When Thiago Silva and Zlatan Ibrahimovic arrived last summer, PSG were expected to canter to the Ligue 1 title. The fact Ancelotti's men did lift the trophy, ending a 19-year wait in the process, was little surprise, though their triumph was far from the Sunday stroll down the Champs-Elysees many had predicted. The gap between the champions and runners-up OM looked rather impressive come the end of the campaign, but PSG only clinched their crown in their third-from-last game. Given the gulf in spending power between themselves and OM and OL, who were level on points with PSG at the halfway stage, it surely should have been a smoother ride. Had both rivals had greater options and quality at their disposal, it would have been bumpier still.



Biggest Talking Point: Uncertainty in Paris



There is no doubt PSG's Qatari owners have the right 'project' to make the club a European force and the financial wherewithal to achieve it, but with Carlo Ancelotti's request to leave the Parc des Princes for pastures new, presumably for the wide open spaces of the Santiago Bernabeu, they face a crucial summer. Club president Nasser Al-Khelaifi and even Javier Pastore have insisted the 'project' is bigger than any one man, but if Ancelotti only just about managed to unite the most disparate of dressing-rooms, his successor will need to be of similar ilk and even greater skill to take the club forward, and such men are in short supply.
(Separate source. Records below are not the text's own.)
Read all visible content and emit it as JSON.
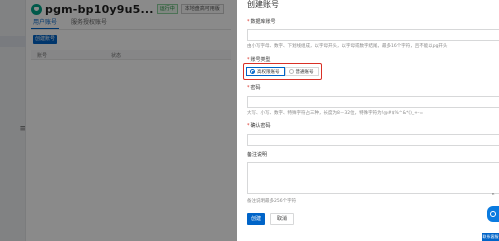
{
  "background": {
    "instance_title": "pgm-bp10y9u5...",
    "status_badge": "运行中",
    "tag_badge": "本地盘高可用版",
    "tabs": [
      {
        "label": "用户账号",
        "active": true
      },
      {
        "label": "服务授权账号",
        "active": false
      }
    ],
    "create_button": "创建账号",
    "table_headers": [
      "账号",
      "状态"
    ],
    "side_glyph": "≡"
  },
  "drawer": {
    "title": "创建账号",
    "account_name": {
      "label": "数据库账号",
      "placeholder": "",
      "help": "由小写字母、数字、下划线组成，以字母开头，以字母或数字结尾，最多16个字符，且不能以pg开头"
    },
    "account_type": {
      "label": "账号类型",
      "options": [
        {
          "label": "高权限账号",
          "selected": true
        },
        {
          "label": "普通账号",
          "selected": false
        }
      ]
    },
    "password": {
      "label": "密码",
      "help": "大写、小写、数字、特殊字符占三种，长度为8－32位，特殊字符为!@#$%^&*()_+-="
    },
    "confirm_password": {
      "label": "确认密码"
    },
    "remark": {
      "label": "备注说明",
      "help": "备注说明最多256个字符"
    },
    "ok_button": "创建",
    "cancel_button": "取消"
  },
  "widgets": {
    "help_label": "联系客服",
    "scroll_mark": "ⁿ"
  },
  "colors": {
    "primary": "#0064c8",
    "highlight_border": "#d93026",
    "brand_green": "#00a58a"
  }
}
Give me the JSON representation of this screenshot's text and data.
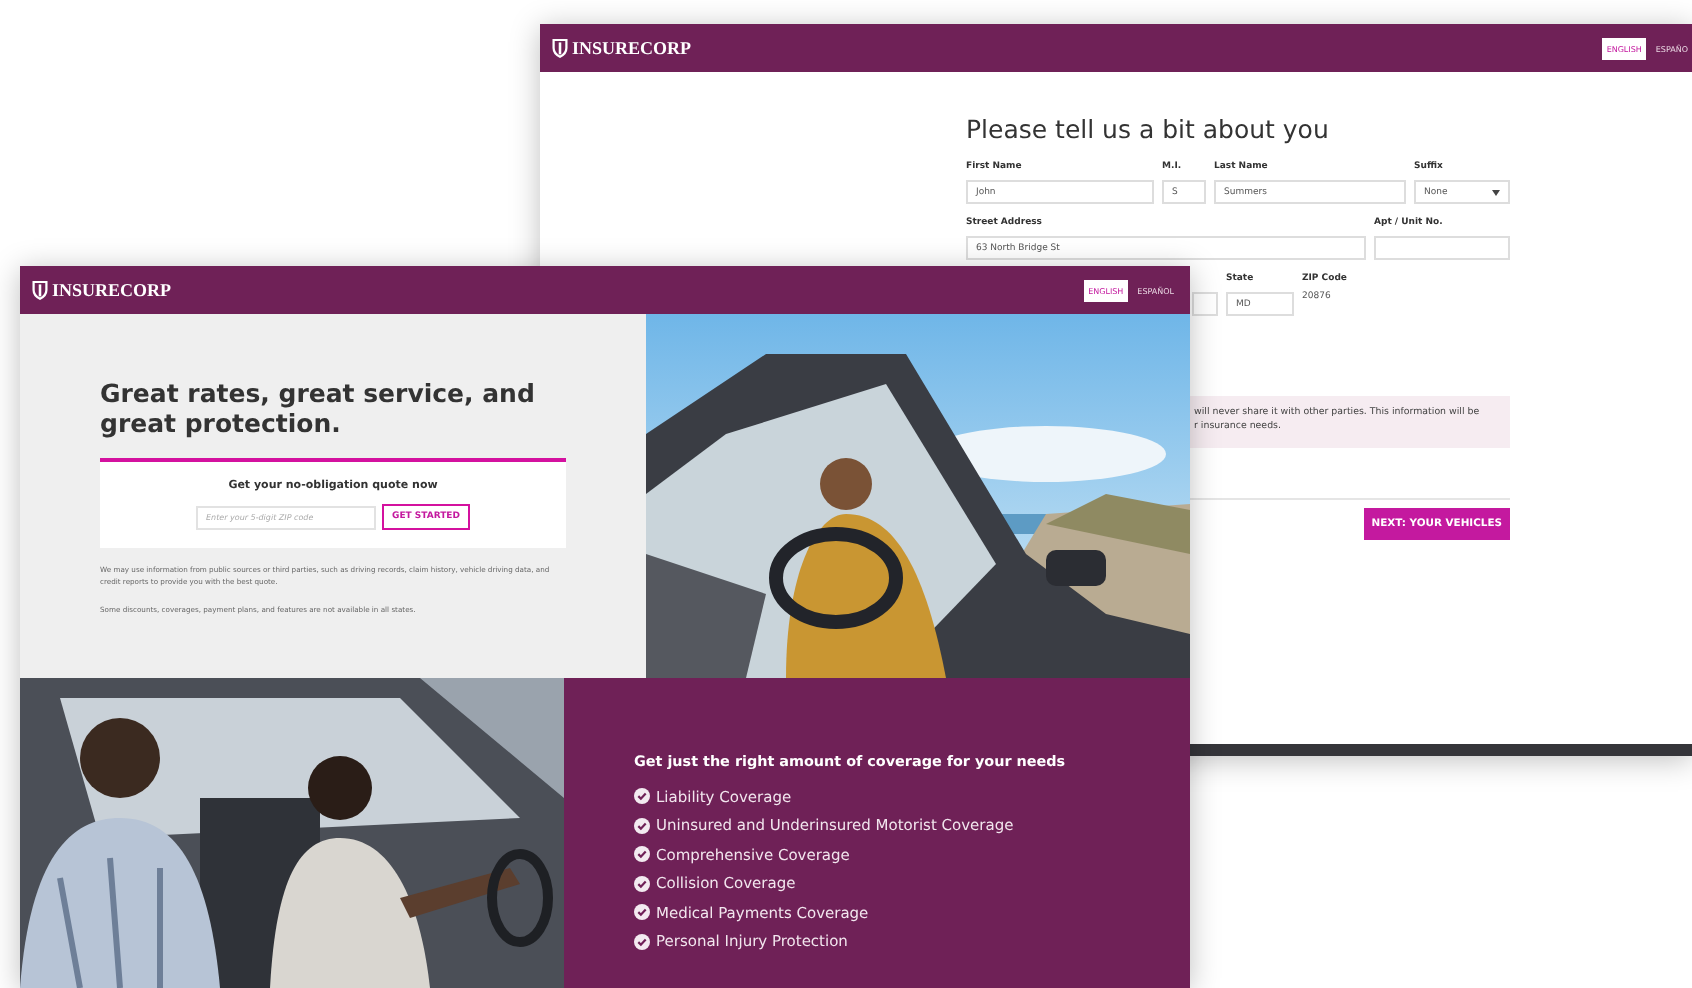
{
  "back_window": {
    "logo": "INSURECORP",
    "languages": [
      {
        "label": "ENGLISH",
        "selected": true
      },
      {
        "label": "ESPAÑO",
        "selected": false
      }
    ],
    "form": {
      "title": "Please tell us a bit about you",
      "fields": [
        {
          "kind": "text",
          "label": "First Name",
          "value": "John"
        },
        {
          "kind": "text",
          "label": "M.I.",
          "value": "S"
        },
        {
          "kind": "text",
          "label": "Last Name",
          "value": "Summers"
        },
        {
          "kind": "select",
          "label": "Suffix",
          "value": "None"
        },
        {
          "kind": "text",
          "label": "Street Address",
          "value": "63 North Bridge St"
        },
        {
          "kind": "text",
          "label": "Apt / Unit No."
        },
        {
          "kind": "text"
        },
        {
          "kind": "text",
          "label": "State",
          "value": "MD"
        },
        {
          "kind": "static",
          "label": "ZIP Code",
          "value": "20876"
        }
      ],
      "notice_lines": [
        "will never share it with other parties. This information will be",
        "r insurance needs."
      ],
      "next_button": "NEXT: YOUR VEHICLES"
    }
  },
  "front_window": {
    "logo": "INSURECORP",
    "languages": [
      {
        "label": "ENGLISH",
        "selected": true
      },
      {
        "label": "ESPAÑOL",
        "selected": false
      }
    ],
    "hero": {
      "headline": "Great rates, great service, and great protection.",
      "quote_card": {
        "title": "Get your no-obligation quote now",
        "placeholder": "Enter your 5-digit ZIP code",
        "button": "GET STARTED"
      },
      "disclaimers": [
        "We may use information from public sources or third parties, such as driving records, claim history, vehicle driving data, and credit reports to provide you with the best quote.",
        "Some discounts, coverages, payment plans, and features are not available in all states."
      ]
    },
    "coverage": {
      "title": "Get just the right amount of coverage for your needs",
      "items": [
        "Liability Coverage",
        "Uninsured and Underinsured Motorist Coverage",
        "Comprehensive Coverage",
        "Collision Coverage",
        "Medical Payments Coverage",
        "Personal Injury Protection"
      ]
    }
  }
}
Will players, such as Ibrahimovic and Silva, who have pinned their colours to Ancelotti's mast, depart with him meaning further high-profile arrivals who will take time to settle and whose egos will require reining in? Perhaps. Will Leonardo, who now seems most likely to take over, be able to prove as successful an interim coach as Rafael Benitez was at Chelsea? Far from certain. With Monaco and the billions of their Russian owner riding over the horizon on a horse named 'Title-winning ambition' for the 2013-14 campaign, can PSG meet the challenge?